Who in this part of the world would make economic predictions at a time like this, in a place like the NT?
Michael Gunner’s merry men and women would, with one or two VIPs sprinkled among them (Gail Kelly, formerly Westpac, and Andrew Liveris, oil and gas).
Each one of the eight capable of making $44,000 out of the report, the ABC discloses.
In a nutshell, there is a lot in the report of what blind Freddy has been telling us.

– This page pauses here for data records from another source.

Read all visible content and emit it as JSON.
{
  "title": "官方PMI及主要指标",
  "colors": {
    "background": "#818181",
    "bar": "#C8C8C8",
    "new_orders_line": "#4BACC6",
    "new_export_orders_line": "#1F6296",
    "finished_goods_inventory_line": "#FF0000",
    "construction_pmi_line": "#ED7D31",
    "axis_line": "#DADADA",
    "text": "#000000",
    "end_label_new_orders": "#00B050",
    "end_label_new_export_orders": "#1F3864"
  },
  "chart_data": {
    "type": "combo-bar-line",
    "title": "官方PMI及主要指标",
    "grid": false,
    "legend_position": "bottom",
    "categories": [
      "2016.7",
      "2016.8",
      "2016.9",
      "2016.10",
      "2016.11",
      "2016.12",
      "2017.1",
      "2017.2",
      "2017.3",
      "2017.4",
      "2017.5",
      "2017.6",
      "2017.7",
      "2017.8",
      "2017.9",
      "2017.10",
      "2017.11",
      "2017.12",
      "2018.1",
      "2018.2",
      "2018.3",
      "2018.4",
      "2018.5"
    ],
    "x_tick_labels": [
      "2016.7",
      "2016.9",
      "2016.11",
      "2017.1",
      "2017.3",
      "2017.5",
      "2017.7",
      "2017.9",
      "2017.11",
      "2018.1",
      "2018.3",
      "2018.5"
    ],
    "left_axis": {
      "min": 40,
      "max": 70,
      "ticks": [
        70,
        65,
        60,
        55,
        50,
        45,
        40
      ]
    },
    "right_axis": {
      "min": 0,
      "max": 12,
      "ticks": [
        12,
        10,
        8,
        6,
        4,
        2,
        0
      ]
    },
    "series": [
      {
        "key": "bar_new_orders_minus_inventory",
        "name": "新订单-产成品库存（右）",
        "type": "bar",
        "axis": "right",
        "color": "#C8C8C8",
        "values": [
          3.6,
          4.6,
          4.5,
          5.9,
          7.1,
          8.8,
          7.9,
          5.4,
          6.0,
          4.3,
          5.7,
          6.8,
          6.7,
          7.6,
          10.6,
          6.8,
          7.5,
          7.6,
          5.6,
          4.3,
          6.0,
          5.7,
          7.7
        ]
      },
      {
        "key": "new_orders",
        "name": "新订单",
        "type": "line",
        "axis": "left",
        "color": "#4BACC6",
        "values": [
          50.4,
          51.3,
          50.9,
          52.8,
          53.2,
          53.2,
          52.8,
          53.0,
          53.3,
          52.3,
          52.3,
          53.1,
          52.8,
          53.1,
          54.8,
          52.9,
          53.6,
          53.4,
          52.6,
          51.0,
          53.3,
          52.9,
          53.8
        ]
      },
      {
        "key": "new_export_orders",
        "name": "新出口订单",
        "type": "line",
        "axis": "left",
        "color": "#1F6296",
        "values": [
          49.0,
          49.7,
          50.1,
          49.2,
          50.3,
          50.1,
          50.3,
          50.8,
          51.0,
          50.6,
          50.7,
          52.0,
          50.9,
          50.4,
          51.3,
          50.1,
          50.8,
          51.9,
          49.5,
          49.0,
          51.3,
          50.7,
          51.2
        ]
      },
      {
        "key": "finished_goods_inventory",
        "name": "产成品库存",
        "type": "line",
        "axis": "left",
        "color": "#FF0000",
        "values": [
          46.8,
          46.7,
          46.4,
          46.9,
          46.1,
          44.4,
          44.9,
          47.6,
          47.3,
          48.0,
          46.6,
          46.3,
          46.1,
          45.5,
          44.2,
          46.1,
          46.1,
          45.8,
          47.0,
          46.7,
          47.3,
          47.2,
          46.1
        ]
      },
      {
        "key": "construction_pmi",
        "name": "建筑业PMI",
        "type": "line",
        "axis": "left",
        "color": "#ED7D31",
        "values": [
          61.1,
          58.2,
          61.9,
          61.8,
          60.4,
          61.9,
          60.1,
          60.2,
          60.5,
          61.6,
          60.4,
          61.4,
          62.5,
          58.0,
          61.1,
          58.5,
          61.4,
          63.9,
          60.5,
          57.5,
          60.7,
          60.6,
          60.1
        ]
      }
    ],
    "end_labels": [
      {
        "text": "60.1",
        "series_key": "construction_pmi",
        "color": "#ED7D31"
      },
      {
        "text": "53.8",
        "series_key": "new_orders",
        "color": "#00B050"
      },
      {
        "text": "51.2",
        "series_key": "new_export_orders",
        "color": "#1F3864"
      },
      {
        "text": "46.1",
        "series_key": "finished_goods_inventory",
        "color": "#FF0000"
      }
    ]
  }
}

Samples:-
• With reduced private investment over the past years, stimulus led by the Territory Government has been necessary, however this is not sustainable.
• Without sustained and courageous effort to grow the economy, economic decline will continue, resulting in falling relative living standards and challenging social cohesion.
• Growth will occur in the regions, with Aboriginal people pursuing new opportunities.
• Visitors are attracted to iconic destinations and experiences. Developing world class tourism icons, based on the natural environment and Aboriginal culture, will provide the focus for national travel and the return of international travel.
Has anyone mentioned that to the Arrernte custodians shutting down Mt Gillen where this kind of thing would work very well?
PHOTO: Mr Gunner performs in statesman mode for the ABC.